Tra gli amici ilustri svettano i nomi di Serge Dassaut, editore del Figaro , Alain Minc presidente del Consiglio di sorveglianza del Monde , del potentissimo Martin Bouygues propietario di Tf1 (la rete più seguita in Francia) e altri magnati dei media transalpini. E quando gli amici non lo proteggono a dovere interviene lui, in prima persona, incazzato come un furetto: «Quando prendo la pistola non lo faccio per ferire, ma per uccidere», la prodezza figura nella bacheca delle frasi storiche pronunciate da Sarko e non si discosta poi tanto dalla realtà. E’ infatti con intenti omicidi che la scorsa settimana ha chiamato la direzione di Libé colpevole di aver pubblicato articoli poco lusinghieri sul suo conto: «Siete un giornale dei merda con dei giornalisti di merda». Risultato: niente forum con la redazione, previsto da settimane: «Se volete intervistarmi spostatevi voi da me». La folgore si abbatte però anche su testate compiacenti, come è accaduto a Paris Match : il settimanale di gossip politico della borghesia di destra aveva pubblicato un ampio reportage sugli amori newyorkesi della moglie Cécilia.

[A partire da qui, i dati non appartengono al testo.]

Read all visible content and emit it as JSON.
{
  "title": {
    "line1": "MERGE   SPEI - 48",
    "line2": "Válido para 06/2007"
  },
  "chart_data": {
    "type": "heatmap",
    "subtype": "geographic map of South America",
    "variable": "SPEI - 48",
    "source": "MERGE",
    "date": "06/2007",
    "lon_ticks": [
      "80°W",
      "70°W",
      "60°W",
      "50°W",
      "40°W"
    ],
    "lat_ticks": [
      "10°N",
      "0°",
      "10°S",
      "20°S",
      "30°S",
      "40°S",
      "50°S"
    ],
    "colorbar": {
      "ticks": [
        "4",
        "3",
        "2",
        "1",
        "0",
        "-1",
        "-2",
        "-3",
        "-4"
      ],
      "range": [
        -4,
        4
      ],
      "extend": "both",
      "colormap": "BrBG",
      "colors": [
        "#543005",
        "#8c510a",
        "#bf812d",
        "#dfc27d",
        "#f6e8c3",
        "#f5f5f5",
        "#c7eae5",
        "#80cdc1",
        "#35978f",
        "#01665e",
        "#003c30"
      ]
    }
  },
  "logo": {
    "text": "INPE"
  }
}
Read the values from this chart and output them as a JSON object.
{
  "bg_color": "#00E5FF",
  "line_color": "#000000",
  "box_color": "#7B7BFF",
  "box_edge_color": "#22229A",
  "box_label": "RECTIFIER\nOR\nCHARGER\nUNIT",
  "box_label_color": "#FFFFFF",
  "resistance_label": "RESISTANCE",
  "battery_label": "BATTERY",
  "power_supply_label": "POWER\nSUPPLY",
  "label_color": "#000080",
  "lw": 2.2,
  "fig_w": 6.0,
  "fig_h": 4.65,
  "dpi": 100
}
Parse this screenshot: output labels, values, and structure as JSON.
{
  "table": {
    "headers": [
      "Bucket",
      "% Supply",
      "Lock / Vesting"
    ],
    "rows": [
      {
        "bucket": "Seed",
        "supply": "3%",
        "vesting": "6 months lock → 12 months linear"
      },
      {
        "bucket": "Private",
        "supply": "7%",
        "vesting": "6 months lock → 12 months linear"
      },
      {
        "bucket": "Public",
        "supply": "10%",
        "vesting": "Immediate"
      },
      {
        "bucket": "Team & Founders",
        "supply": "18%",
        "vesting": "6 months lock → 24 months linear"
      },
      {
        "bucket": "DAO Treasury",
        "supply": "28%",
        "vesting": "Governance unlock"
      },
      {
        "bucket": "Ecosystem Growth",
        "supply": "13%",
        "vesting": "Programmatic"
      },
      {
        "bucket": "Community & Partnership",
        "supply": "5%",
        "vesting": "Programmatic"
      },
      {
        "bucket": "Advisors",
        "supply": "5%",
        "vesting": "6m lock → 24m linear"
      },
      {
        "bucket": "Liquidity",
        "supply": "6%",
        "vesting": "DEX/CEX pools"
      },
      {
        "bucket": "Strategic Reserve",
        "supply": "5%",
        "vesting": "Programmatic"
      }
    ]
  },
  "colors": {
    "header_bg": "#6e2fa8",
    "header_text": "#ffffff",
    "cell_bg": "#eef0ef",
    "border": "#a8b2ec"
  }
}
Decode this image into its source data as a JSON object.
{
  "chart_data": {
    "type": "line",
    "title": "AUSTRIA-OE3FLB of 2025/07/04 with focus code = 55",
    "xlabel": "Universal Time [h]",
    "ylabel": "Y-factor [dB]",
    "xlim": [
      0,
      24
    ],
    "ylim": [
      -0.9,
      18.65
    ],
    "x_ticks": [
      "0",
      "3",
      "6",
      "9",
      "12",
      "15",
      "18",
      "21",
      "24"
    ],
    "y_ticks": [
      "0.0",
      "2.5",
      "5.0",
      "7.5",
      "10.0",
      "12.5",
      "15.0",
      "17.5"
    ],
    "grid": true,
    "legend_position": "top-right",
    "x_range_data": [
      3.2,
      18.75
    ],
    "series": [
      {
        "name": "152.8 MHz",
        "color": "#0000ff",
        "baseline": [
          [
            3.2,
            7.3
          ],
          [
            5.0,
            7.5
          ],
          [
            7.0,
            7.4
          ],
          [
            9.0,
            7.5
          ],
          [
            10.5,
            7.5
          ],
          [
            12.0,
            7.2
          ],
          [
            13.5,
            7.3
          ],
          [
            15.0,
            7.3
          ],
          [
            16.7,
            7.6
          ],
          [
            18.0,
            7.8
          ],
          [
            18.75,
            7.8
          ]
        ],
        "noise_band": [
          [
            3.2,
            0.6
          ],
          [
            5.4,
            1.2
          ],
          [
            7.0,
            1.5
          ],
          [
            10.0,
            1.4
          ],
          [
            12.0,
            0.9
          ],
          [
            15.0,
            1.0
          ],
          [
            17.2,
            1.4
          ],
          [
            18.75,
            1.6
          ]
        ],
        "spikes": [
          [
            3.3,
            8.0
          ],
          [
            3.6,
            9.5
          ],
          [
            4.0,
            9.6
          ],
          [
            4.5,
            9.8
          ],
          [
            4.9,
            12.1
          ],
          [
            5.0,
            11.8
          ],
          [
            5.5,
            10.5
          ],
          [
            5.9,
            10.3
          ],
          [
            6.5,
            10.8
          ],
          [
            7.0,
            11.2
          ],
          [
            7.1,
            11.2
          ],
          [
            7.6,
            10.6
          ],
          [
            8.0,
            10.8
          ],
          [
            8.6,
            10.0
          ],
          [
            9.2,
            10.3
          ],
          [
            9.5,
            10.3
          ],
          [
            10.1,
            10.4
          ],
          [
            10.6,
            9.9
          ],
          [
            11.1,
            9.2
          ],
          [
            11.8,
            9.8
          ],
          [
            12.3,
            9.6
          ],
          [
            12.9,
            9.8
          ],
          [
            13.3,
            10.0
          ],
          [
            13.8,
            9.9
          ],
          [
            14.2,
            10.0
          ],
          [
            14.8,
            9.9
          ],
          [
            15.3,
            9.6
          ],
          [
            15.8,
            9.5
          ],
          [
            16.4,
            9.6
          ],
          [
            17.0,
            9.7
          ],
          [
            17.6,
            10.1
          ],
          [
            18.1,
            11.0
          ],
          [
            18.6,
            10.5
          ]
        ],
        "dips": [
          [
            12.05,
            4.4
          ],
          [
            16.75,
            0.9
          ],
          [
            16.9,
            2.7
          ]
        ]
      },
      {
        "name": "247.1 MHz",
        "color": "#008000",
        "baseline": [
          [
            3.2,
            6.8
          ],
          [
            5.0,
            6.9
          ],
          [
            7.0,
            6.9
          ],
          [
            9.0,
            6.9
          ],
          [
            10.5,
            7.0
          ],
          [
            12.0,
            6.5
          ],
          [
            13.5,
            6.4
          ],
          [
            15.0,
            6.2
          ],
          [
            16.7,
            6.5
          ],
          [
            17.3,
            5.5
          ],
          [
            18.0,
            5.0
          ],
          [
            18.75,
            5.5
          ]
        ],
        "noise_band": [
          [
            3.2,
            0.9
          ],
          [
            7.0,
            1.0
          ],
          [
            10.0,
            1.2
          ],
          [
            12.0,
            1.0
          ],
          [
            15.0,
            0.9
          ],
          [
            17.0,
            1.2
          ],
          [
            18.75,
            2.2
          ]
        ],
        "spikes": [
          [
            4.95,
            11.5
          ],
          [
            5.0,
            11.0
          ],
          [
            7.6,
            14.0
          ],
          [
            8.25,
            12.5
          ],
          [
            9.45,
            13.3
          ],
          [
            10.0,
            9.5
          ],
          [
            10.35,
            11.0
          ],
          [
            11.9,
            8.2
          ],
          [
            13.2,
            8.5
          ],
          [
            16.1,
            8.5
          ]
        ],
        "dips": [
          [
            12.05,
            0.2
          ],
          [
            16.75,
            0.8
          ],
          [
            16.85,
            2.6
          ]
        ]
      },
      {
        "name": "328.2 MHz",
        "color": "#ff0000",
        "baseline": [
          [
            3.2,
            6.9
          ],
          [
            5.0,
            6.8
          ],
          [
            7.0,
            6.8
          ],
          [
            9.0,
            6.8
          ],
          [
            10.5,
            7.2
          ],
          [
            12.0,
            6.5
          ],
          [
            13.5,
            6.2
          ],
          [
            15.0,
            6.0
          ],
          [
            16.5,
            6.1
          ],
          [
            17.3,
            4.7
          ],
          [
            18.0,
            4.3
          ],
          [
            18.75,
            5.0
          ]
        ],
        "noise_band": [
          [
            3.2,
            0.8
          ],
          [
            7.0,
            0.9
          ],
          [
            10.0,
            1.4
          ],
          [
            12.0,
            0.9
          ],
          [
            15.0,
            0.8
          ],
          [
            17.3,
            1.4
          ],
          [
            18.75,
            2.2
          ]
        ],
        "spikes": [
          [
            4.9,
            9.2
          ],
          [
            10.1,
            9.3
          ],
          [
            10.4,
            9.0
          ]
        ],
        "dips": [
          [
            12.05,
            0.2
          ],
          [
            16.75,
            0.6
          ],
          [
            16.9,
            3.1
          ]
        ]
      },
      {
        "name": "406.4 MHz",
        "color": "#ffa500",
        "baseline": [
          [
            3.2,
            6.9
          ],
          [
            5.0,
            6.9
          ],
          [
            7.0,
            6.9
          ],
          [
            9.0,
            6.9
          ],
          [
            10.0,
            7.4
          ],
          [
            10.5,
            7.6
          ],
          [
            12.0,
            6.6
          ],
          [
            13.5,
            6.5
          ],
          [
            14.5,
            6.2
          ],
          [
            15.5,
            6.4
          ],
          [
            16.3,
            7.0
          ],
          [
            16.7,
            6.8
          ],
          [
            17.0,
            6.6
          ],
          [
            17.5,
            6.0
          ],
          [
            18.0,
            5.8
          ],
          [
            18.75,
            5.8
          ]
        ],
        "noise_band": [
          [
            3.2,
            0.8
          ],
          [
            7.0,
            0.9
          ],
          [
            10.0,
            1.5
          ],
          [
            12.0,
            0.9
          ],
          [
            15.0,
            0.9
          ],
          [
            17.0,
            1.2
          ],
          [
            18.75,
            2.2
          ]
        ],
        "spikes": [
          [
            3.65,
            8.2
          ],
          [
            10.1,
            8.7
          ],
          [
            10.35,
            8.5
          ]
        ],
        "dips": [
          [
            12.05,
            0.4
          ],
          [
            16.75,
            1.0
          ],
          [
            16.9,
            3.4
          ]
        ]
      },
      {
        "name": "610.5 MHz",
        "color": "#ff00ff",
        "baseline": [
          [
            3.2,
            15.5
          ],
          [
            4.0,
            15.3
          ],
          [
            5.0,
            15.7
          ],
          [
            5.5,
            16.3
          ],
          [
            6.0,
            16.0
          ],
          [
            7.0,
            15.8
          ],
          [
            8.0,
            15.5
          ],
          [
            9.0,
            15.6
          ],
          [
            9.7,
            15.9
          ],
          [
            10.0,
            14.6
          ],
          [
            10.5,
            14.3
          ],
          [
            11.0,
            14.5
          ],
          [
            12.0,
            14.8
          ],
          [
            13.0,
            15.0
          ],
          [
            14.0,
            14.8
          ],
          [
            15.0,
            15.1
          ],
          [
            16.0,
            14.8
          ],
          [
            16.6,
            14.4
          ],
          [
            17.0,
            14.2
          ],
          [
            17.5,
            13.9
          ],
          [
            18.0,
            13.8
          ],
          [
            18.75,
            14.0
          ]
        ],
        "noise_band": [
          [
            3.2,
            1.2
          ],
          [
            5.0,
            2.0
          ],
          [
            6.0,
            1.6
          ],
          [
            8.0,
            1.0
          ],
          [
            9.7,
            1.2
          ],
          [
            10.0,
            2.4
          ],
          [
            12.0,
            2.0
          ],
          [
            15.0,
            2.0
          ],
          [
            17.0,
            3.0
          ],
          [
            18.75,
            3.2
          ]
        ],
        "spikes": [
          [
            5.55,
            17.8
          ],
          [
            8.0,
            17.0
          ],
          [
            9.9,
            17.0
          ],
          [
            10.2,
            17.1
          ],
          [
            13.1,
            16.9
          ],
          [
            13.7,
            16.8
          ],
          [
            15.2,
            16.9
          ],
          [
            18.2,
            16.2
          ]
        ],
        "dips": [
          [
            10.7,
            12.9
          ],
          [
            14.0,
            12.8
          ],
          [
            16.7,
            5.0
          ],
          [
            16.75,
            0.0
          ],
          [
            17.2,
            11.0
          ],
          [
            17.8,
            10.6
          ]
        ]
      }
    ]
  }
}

Un altro terremoto: Sarko telefona a un altro intimo amico, il primo editore del paese Arnaud Lagardère e gli impone il licenziamento del direttore Alain Genestar. Non immediato però, dopo qualche mese, per non dare troppo nell’occhio. Infatti, quando il sangue non gli annebbia la mente, Sarkozy sa essere furbo, un animale politico di rara scaltrezza. E’ questo l’aspetto che più inquieta. Una giornalista della Lci (il canale satellitare di Tf1 ) si confida, naturalmente in forma anonima, con Marianne : «Se vincesse le elezioni c’è il rischio di un controllo totalitario dei media, sono terrorizzata». Per ora ci si accontenta dell’autocensura: «Sono episodi e aneddoti che i giornalisti politici francesi conoscono tutti e da molto tempo, ma hanno paura, sono paralizzati dal timore delle vendette, delle rappresaglie di Sarko se diventerà Presidente dela Repubblica, è un paesaggio davvero desolante» s’indigna il direttore di Marianne Jean-Fraçois Kahn, citando la stampa estera che «almeno scrive la verità».